63. Обед у матушки Альбины


   Удивительно ли, что во главе стола восседал отец Петерис Шуман, раз праздник происходил у матушки Альбины. Весь С. хорошо знал отношение старушки к своему духовному отцу — ни один её семейный праздник не обходился без Шумана. Никто не видел в этом ничего дурного: поколение Альбины — отпетые люди. «Что там разыгрывать комсомольцев, ежели не сегодня-завтра придётся стучаться в ворота святого Петра!» Попробуйте убедить их в том, что протекция священника им мало поможет. Правда, на этот раз матушка Альбина могла бы обойтись и без священника: как-никак её внучатная племянница Ирма — не последний человек в комсомоле, а не день ли рождения Ирмы является поводом для нынешнего праздника? Но, как сказано, трудно ломать стариков. Молодёжь сделала им уступку и попросту не обращала внимания на тот конец стола, где вокруг Шумана группировались старики. Ирма тоже считала, что можно сделать уступку двоюродной бабушке. В сущности, ведь старушка была её единственным родным человеком. Да и вообще, нужно заметить, характер Ирмы заметно изменился со времени смерти Круминьша. Пока среди рабочих держалась версия о самоубийстве Эджина, Ирме пришлось немало передумать. Совесть не давала ей покоя, словно её насмешки над бывшим «перемещённым» имели значение в случившемся. Ведь она одна знала, что эти насмешки были только, может быть и вовсе неправильным, она согласна, но неудержимым выражением её ревности. Она же ведь никому не говорила, как её бесят нежные взгляды, которые Луиза бросала на Эджина. Не признаваться же было Ирме в своих чувствах! Чтобы Луиза все разболтала? Нет, Ирма была слишком самолюбива! Ироническое отношение к окружающим было её защитным рефлексом. Психологи знают этот вид застенчивости, приводящий человека к тому, что окружающие начинают считать его гордецом.

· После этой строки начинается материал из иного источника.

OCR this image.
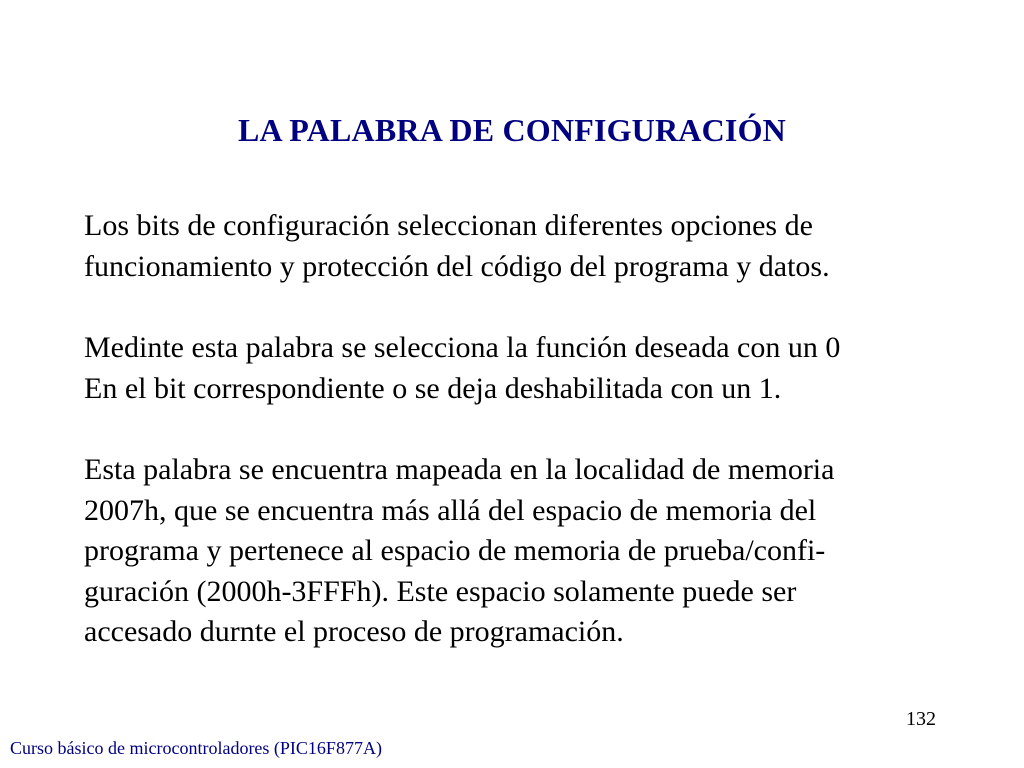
LA PALABRA DE CONFIGURACIÓN
Los bits de configuración seleccionan diferentes opciones de
funcionamiento y protección del código del programa y datos.
Medinte esta palabra se selecciona la función deseada con un 0
En el bit correspondiente o se deja deshabilitada con un 1.
Esta palabra se encuentra mapeada en la localidad de memoria
2007h, que se encuentra más allá del espacio de memoria del
programa y pertenece al espacio de memoria de prueba/confi-
guración (2000h-3FFFh). Este espacio solamente puede ser
accesado durnte el proceso de programación.
132
Curso básico de microcontroladores (PIC16F877A)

   Нынешний праздник по случаю дня рождения Ирмы, устроенный матушкой Альбиной, был, пожалуй, первым, когда девушка согласилась собрать в домике бабушки своих друзей. Их было немного, и первой среди них должна была быть Луиза. Та самая Луиза, чьё вмешательство спасло Круминьша от руки обезумевшего Залиня и отдалило на несколько дней смерть Эджина. И именно сегодня, в этот «день Ирмы», Луиза почему-то изменила старой дружбе — её не было среди гостей.
   Словно по уговору, никто из молодёжи не упоминал имени Силса. После его бегства из С. он как бы перестал существовать для молодёжи. Только если кто-нибудь попрекал комсомольцев в недостатке чуткости и влияния на бывшего «перемещённого», возникал горячий опор вокруг фигуры Силса и вокруг всего вопроса о возможности перевоспитания таких, как он. Наиболее суровыми ортодоксами выступали молодые. Их непримиримость противостояла жизненному опыту стариков, подчас получавшему у комсомольцев не в меру суровое наименование гнилого примиренчества. Когда со «стариковского» конца стола раз, другой до молодёжи донеслось имя Силса, Ирма первая демонстративно поднялась и ушла в свою комнату: она ничего не хотела слышать об этом дважды изменнике. За Ирмой последовала вся молодёжь. Тогда старшие принялись свободно обсуждать исчезновение Силса.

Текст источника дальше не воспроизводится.